Answer: Conduit for non-deductible contributions

Question: What do you call a situation when an independent organization that is not tax-exempt wants a church to process gifts so donors get a tax-deductible receipt?

The MinistryCPA blog has a great post, Parachurch Ministries Under the Authority of a Church, which explains how a church should respond when an independent ministry asks the church to run their donations through the church so that donors to the separate ministry will get a tax-deductible receipt.  The independent ministry is neither under the authority of the church nor tax-exempt itself.  Read the post for an answer and great explanation.

One concept in tax exempt law that many people don’t understand is that for a tax-exempt organization to give a deductible receipt for a contribution, the funds must be used for the purpose of that tax-exempt organization and the funds are under their control.  (It’s okay to not understand that idea.  You have to work in the NPO world a while to get your arms around the practical application and understand just how far out of line such a practice is.)

This means it is not possible to lawfully “just pass my contribution along” to another organization.  You can’t give money to your church, ask them to pass it to someone else, and take a charitable deduction.

2 thoughts on “Answer: Conduit for non-deductible contributions

  1. I have been searching for an answer to this question for several days now. We have a situation at our church where a member has started a ministry locally and he is trying to have people give through the church in order to get a tax deduction. He is not a 501(c)(3) as of yet. I have tried to tell him that this will not work and could potentially put our own tax exempt status in jeopardy since we would in essence be “laundering” money through the church in order to give tax credit. Am I right in this statement? Do you know of any IRS code to back this up?

  2. That is a good question.

    I don’t know the circumstances of what kind of ministry is involved or what oversight your church is providing. Let’s discuss two different scenarios.

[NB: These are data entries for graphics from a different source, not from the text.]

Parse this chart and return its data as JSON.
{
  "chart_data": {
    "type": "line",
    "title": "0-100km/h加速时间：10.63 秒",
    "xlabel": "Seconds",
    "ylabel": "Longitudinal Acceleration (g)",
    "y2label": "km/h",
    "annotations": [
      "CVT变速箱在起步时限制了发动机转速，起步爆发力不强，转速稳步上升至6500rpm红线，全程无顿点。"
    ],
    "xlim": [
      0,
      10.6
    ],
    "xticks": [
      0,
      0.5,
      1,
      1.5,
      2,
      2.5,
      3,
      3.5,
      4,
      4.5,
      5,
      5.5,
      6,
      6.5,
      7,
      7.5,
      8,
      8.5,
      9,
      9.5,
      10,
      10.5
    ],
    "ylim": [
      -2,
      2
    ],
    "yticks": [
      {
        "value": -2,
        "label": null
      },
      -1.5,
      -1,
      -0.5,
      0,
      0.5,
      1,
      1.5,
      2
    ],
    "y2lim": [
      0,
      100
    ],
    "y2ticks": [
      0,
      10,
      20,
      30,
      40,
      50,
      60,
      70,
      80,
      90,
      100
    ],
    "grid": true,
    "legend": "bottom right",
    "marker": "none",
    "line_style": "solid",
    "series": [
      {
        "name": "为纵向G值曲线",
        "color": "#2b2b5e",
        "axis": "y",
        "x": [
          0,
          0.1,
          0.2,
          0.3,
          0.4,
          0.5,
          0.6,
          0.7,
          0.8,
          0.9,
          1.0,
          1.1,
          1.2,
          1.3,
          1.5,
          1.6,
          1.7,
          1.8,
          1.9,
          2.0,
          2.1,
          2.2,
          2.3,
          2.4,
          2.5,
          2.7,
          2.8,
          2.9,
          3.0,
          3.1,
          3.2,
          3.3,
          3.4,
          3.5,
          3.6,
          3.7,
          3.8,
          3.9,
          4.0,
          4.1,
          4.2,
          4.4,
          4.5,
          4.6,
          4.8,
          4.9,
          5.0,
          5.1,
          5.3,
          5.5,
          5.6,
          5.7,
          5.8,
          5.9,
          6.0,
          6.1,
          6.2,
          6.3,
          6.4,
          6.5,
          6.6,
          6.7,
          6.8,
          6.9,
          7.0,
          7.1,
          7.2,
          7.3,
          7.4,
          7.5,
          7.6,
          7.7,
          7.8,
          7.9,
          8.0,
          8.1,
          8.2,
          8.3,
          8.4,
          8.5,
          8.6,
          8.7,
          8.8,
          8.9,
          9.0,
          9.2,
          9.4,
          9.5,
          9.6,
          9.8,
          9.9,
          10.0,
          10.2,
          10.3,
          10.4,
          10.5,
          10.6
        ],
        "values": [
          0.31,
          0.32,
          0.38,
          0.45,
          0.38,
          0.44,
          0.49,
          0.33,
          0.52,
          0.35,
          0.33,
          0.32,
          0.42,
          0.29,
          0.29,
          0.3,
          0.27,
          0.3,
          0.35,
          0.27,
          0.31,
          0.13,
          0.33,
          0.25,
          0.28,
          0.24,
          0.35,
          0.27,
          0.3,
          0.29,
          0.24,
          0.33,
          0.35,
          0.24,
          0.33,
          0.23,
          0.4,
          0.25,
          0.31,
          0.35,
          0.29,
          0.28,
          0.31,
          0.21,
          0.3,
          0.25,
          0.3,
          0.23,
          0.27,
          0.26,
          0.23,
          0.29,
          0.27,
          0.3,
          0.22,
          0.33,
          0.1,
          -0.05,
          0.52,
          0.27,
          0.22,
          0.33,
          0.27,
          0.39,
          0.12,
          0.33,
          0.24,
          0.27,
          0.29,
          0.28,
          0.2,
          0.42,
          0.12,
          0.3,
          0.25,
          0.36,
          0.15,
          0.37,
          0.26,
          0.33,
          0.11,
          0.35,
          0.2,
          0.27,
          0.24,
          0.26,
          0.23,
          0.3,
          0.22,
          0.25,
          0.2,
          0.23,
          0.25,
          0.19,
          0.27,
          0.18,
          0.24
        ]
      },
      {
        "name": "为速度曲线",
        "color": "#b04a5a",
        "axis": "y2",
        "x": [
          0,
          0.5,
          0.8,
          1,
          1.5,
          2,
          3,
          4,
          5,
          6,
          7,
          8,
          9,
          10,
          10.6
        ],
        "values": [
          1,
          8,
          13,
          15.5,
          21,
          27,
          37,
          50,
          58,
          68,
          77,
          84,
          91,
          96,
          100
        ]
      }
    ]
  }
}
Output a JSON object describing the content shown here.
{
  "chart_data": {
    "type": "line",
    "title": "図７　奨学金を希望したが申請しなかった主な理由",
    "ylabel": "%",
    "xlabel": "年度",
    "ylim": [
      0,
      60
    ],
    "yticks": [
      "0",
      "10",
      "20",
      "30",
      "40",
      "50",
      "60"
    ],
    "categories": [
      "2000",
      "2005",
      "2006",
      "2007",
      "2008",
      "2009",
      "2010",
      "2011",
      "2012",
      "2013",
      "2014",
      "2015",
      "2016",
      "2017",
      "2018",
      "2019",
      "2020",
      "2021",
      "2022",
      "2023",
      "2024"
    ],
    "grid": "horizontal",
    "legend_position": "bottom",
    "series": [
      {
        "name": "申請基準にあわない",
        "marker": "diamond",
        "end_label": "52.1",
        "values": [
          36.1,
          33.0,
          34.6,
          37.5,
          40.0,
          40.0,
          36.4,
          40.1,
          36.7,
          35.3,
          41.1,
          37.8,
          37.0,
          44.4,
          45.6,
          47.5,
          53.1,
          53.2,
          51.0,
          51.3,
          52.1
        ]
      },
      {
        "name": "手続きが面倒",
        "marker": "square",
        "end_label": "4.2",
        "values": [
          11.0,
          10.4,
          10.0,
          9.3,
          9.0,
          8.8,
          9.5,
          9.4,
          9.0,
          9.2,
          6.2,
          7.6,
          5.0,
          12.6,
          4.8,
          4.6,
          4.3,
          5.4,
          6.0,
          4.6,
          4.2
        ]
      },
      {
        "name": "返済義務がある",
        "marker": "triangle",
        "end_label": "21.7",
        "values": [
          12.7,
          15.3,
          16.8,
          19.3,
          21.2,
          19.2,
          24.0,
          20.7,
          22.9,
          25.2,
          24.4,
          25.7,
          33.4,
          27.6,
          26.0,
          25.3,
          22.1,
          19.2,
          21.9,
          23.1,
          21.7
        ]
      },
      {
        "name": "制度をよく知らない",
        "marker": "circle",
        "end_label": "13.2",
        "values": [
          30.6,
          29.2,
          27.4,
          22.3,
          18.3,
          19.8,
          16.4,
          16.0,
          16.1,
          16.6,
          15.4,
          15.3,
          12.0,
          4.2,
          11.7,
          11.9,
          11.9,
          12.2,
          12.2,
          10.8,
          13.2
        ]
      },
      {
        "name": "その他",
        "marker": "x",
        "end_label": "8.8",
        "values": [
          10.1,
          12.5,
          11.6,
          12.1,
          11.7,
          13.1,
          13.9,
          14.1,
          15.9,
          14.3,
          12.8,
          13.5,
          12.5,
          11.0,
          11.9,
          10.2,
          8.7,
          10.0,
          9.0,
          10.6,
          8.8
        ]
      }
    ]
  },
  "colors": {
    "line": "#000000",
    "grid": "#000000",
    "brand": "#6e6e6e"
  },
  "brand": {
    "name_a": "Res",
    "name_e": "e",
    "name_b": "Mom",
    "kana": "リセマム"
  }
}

    If your church leadership wants to make this new ministry a part of your church, providing oversight and supervision of the program (‘headship’ is a word used in certain traditions) along with financial oversight (which would start with reviewing the proposed budget and approving the funds that are spent), that is one situation. In this case, the new ministry is essentially the same as a department of your church. If you provide that oversight and accountability, this ministry is little different from your men’s ministry or women’s ministry. My guess is that those other programs need to raise their own money through special events and ticket sales to fund their events.

    On the other hand, if this person is running his program without any input from your leadership, is not accountable to your governing board, and you do not review & approval expenses of the program, there is a problem. In fact, depending on what the program efforts are and how the whole arrangement is structured, that could be a wide variety of big issues. As the starting point for why this can be a problem, look at the ‘conduit’ discussion described above.

    So in the best tradition of CPAs everywhere, my answer is “it depends”. If this person and your church leadership want to structure the arrangements appropriately and set up proper accountability, it is possible to make this work. If this person insists on being a lone ranger, it gets messy.

    Hope that helps. Thanks for asking.